In this section, we will explore how to view neural networks as operating modes of logic gates. This exploration is crucial for a deeper understanding of how neural networks make final decision classifications based on the presence or absence of various features, as well as the extent of these features.
Basic Assumptions and Model Significance: Firstly, we assume that the inputs and outputs of the neural network are limited to 0 or 1. This assumption is vital for our model. Without this condition, the logic gate model loses its fundamental meaning and practical value.
Neural Network and Logical Functions: To prove that neural networks can support any logical function, the key is to demonstrate that neural networks can implement basic logic gates - NOT and OR gates. Once these two gates are implemented, we can build AND gates and other complex logic modules, such as multiplexers (MUX) and demultiplexers (DEMUX). Additionally, we must establish a bypass for the Boolean number to pass through without being altered.
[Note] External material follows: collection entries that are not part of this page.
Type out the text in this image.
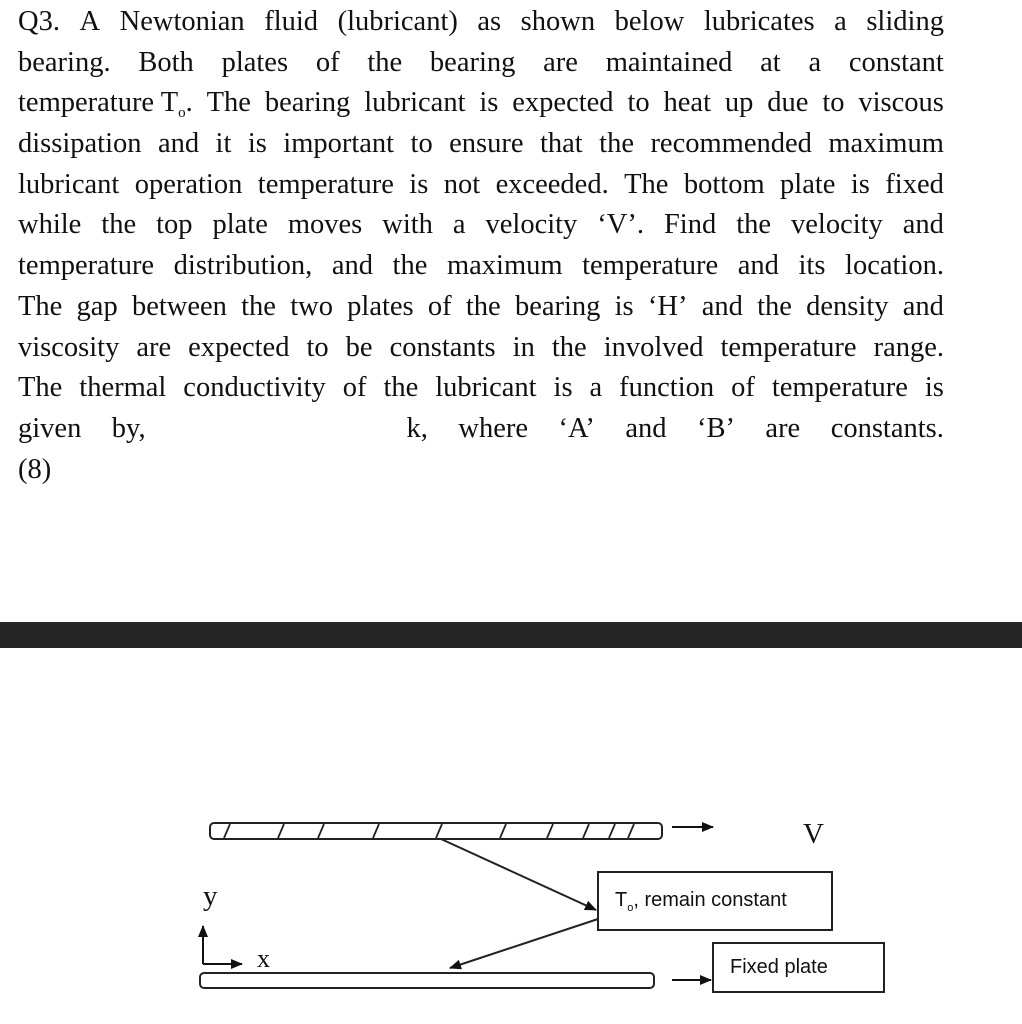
Q3. A Newtonian fluid (lubricant) as shown below lubricates a sliding
bearing. Both plates of the bearing are maintained at a constant
temperature $T_o$. The bearing lubricant is expected to heat up due to viscous
dissipation and it is important to ensure that the recommended maximum
lubricant operation temperature is not exceeded. The bottom plate is fixed
while the top plate moves with a velocity ‘V’. Find the velocity and
temperature distribution, and the maximum temperature and its location.
The gap between the two plates of the bearing is ‘H’ and the density and
viscosity are expected to be constants in the involved temperature range.
The thermal conductivity of the lubricant is a function of temperature is
given by,	k, where ‘A’ and ‘B’ are constants.
(8)
V
y
x
$T_o$, remain constant
Fixed plate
This proof is actually quite straightforward, mainly through constructing specific neurons and verifying whether there are weights ($w$) and biases ($b$) that satisfy the conditions.
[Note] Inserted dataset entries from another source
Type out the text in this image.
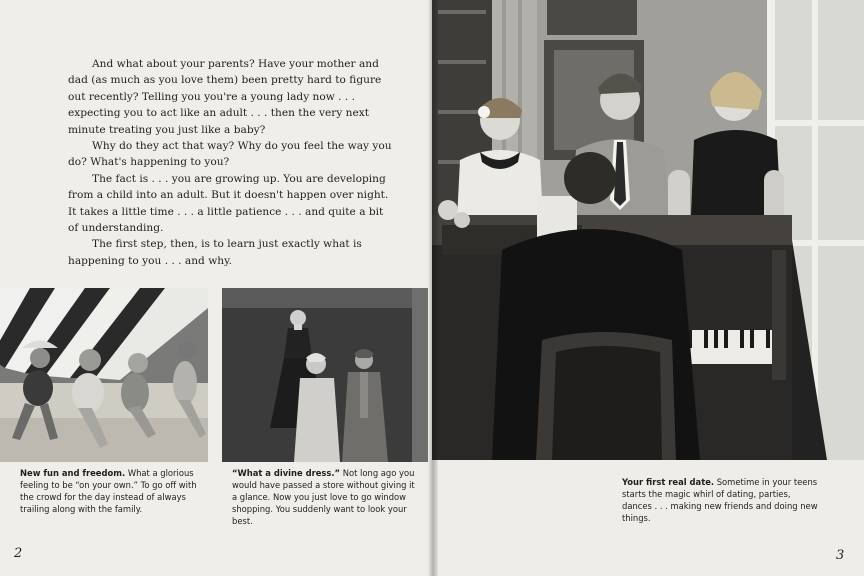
And what about your parents? Have your mother and dad (as much as you love them) been pretty hard to figure out recently? Telling you you're a young lady now . . . expecting you to act like an adult . . . then the very next minute treating you just like a baby?

Why do they act that way? Why do you feel the way you do? What's happening to you?

The fact is . . . you are growing up. You are developing from a child into an adult. But it doesn't happen over night. It takes a little time . . . a little patience . . . and quite a bit of understanding.

The first step, then, is to learn just exactly what is happening to you . . . and why.

New fun and freedom. What a glorious feeling to be “on your own.” To go off with the crowd for the day instead of always trailing along with the family.
“What a divine dress.” Not long ago you would have passed a store without giving it a glance. Now you just love to go window shopping. You suddenly want to look your best.
2
Your first real date. Sometime in your teens starts the magic whirl of dating, parties, dances . . . making new friends and doing new things.
3
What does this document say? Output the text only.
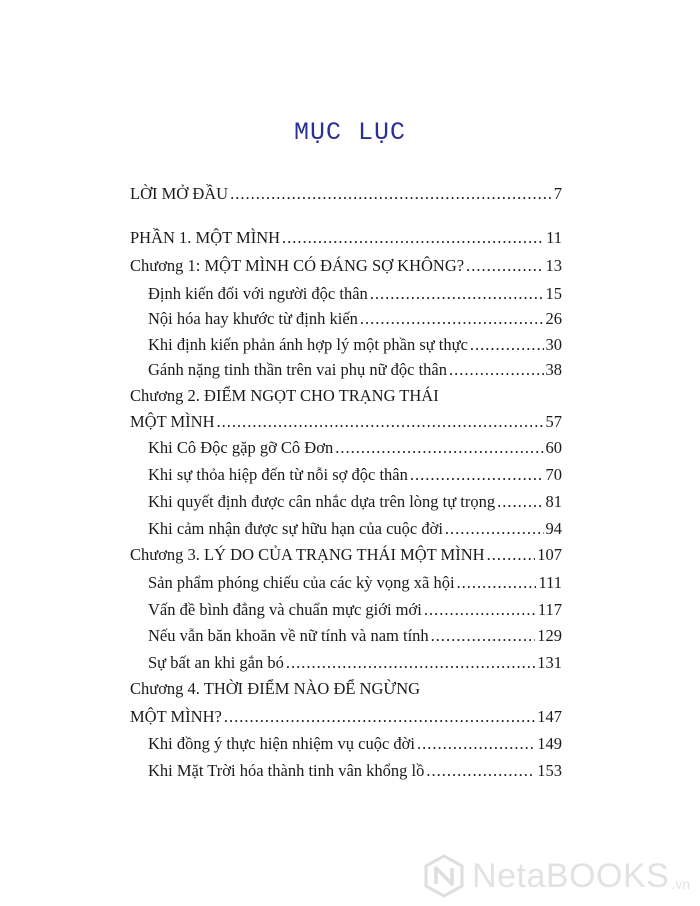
MỤC LỤC
LỜI MỞ ĐẦU .....	7
PHẦN 1. MỘT MÌNH .....	11
Chương 1: MỘT MÌNH CÓ ĐÁNG SỢ KHÔNG? .....	13
Định kiến đối với người độc thân .....	15
Nội hóa hay khước từ định kiến .....	26
Khi định kiến phản ánh hợp lý một phần sự thực .....	30
Gánh nặng tinh thần trên vai phụ nữ độc thân .....	38
Chương 2. ĐIỂM NGỌT CHO TRẠNG THÁI
MỘT MÌNH .....	57
Khi Cô Độc gặp gỡ Cô Đơn .....	60
Khi sự thỏa hiệp đến từ nỗi sợ độc thân .....	70
Khi quyết định được cân nhắc dựa trên lòng tự trọng .....	81
Khi cảm nhận được sự hữu hạn của cuộc đời .....	94
Chương 3. LÝ DO CỦA TRẠNG THÁI MỘT MÌNH .....	107
Sản phẩm phóng chiếu của các kỳ vọng xã hội .....	111
Vấn đề bình đẳng và chuẩn mực giới mới .....	117
Nếu vẫn băn khoăn về nữ tính và nam tính .....	129
Sự bất an khi gắn bó .....	131
Chương 4. THỜI ĐIỂM NÀO ĐỂ NGỪNG
MỘT MÌNH? .....	147
Khi đồng ý thực hiện nhiệm vụ cuộc đời .....	149
Khi Mặt Trời hóa thành tinh vân khổng lồ .....	153
NetaBOOKS .vn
Let's first consider the following neuron model $w_1=100, w_2=100, b=-50$:
$$ y = \sigma(100(x_1 + x_2 - 0.5))=\sigma(100x_1 + 100x_2 - 50) $$
When the inputs $x_1,x_2=0,0$, the value inside the activation function $\sigma$ is about -50, thus $\sigma(50) \approx 1$. When the inputs are $x_1, x_2 = 0, 1$ or $x_1, x_2 = 1, 0$, the value inside $\sigma$ is about 50, hence $\sigma(50) \approx 1$. If $x_1, x_2 = 1, 1$, the value in $\sigma$ is 150, i.e., $\sigma(-50) \approx 0$. The results of this truth table are consistent with the operation of an OR gate.
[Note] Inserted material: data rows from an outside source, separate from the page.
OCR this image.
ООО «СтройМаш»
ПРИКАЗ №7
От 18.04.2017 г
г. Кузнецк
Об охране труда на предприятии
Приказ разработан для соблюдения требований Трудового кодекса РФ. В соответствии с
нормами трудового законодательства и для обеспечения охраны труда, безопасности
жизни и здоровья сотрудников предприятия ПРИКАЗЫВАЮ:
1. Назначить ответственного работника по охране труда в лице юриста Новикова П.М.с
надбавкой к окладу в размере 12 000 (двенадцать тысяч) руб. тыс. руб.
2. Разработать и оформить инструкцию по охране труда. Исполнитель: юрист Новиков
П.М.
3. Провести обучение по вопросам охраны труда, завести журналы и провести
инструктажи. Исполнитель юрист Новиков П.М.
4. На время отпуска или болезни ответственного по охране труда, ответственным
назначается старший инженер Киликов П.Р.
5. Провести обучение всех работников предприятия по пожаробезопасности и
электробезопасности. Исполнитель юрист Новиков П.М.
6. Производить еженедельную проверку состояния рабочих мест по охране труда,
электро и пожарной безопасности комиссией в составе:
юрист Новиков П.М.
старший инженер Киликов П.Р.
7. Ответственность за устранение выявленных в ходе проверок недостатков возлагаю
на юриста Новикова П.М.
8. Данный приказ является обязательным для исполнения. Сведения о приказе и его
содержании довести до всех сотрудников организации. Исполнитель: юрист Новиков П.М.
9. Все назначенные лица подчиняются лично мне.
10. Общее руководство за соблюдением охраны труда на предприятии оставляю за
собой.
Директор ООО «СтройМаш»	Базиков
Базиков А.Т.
Next, consider another neuron $w_1=-100, b=50$,
$$ y = \sigma(-100(x_1-0.5))=\sigma(-100x_1+50) $$
When $x_1=0$, the value inside $\sigma$ is 50, i.e., $\sigma(50) \approx 1$; when $x_1 = 1$, the value inside $\sigma$ is -50, i.e., $\sigma(-50) \approx 0$. These results match the operation of a NOT gate.
Finally, consider another neuron $w_1=100, b=-50$,
$$ y = \sigma(100(x_1-0.5))=\sigma(100x_1-50) $$
When $x_1=0$, the value inside $\sigma$ is -50, i.e., $\sigma(-50) \approx 0$; when $x_1 = 1$, the value inside $\sigma$ is 50, i.e., $\sigma(50) \approx 1$. These results directly correspond to the operation $y=x$.